For customers who do not use Libre office, the java/poi extractor can be used to extract content from the most common office document formats. The supported formats are: doc, docx, ppt, pptx, xls, xlsx.
Enable the java/poi extractor for office documents:
In HQ, select the Formats menu on the left
Search for doc
Select Microsoft Word Document
Select the Extractors tab
For java/poi, select the move up option until it is at the top (if java/poi is missing, see below)

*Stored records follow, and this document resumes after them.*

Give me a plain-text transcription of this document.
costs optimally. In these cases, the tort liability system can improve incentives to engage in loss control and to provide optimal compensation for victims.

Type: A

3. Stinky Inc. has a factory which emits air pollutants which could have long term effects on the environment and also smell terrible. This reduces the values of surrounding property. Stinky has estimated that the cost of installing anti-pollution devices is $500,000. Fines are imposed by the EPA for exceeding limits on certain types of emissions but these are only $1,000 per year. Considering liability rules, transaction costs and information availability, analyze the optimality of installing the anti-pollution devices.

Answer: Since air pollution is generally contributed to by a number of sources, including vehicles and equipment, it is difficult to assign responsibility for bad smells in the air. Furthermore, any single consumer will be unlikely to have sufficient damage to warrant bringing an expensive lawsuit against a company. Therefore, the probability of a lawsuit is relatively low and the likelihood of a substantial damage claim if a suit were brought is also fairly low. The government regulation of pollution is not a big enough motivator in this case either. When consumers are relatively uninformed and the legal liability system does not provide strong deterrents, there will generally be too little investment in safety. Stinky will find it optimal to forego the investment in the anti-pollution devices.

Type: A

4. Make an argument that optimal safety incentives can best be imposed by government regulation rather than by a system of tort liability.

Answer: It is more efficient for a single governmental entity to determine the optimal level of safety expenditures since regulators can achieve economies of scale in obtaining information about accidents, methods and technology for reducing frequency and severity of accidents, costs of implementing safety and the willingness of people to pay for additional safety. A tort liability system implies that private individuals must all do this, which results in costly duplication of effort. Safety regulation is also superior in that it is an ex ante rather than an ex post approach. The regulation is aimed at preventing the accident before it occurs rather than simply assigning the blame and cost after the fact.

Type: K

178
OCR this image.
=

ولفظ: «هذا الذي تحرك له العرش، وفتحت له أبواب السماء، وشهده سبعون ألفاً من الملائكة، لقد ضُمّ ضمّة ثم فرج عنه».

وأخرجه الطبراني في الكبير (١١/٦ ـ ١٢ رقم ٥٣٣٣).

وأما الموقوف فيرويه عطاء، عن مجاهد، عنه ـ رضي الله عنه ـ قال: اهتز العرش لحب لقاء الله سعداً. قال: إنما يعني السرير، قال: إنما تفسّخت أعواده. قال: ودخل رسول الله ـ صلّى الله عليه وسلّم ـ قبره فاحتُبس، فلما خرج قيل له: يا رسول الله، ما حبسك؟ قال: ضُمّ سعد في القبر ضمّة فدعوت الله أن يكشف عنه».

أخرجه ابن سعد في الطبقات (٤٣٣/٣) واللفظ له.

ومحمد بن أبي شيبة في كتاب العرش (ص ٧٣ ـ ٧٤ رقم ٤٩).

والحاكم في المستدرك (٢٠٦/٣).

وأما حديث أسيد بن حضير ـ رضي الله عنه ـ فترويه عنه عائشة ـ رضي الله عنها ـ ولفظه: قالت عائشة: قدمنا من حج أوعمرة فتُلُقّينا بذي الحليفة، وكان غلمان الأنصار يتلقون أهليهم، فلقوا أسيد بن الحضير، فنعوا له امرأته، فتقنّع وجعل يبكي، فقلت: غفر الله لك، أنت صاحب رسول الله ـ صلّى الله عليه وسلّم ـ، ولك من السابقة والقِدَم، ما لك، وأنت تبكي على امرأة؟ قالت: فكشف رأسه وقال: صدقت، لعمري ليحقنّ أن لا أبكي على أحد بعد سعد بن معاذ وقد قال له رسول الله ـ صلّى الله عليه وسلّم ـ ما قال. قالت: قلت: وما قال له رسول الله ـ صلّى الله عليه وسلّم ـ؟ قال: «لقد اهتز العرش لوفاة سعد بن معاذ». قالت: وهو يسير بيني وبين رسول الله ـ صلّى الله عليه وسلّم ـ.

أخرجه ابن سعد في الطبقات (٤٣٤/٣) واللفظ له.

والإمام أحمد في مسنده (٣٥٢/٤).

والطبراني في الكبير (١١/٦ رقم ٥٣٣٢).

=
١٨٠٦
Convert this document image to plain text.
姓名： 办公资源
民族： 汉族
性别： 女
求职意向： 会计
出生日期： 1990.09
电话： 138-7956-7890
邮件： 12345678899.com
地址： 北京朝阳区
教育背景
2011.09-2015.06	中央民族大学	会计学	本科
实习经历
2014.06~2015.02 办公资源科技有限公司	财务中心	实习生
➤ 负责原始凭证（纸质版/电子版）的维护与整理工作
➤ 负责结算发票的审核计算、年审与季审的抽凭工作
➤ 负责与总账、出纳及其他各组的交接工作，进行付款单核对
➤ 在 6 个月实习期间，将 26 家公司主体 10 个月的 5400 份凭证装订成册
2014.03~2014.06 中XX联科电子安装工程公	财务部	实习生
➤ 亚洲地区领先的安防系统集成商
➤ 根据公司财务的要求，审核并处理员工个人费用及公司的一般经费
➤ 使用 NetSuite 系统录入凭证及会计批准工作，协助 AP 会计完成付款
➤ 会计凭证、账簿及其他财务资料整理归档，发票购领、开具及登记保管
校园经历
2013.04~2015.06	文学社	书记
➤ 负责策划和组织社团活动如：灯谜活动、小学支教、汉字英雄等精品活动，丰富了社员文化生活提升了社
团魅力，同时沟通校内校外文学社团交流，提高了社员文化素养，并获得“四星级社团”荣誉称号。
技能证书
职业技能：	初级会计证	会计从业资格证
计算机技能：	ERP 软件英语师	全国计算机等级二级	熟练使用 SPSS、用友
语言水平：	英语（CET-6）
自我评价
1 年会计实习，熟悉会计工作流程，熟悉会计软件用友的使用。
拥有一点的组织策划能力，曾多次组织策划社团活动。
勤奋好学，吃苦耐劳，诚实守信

Repeat this process for the following formats: docx, ppt, pptx, xls, xlsx
Select the System menu on the left
Select, Restart/Shutdown
Restart HQ
NOTE: If the java/poi option is missing from the menu, use the following procedure:
On the file system, navigate to HQ_HOME/config
With HQ stopped, delete or rename mimes.json
Start HQ and enable java/poi
Additional information / troubleshooting:
If any changes have been made to the format settings previously, deleting mimes.json will cause those changes to be lost. If losing those changes is not an option, the java/poi extractor can be added to the mimes.json file manually, if required. Please note, this is an advanced procedure and can cause HQ to not load, if done improperly. It is recommended to copy the original mimes.json file to a new location before deleting it. Using the old mimes.json file as a reference, add the settings to HQ using the UI as described above.
In some cases a rebuild of the mimes index may be required. This can be done using the mimes api rest endpoint).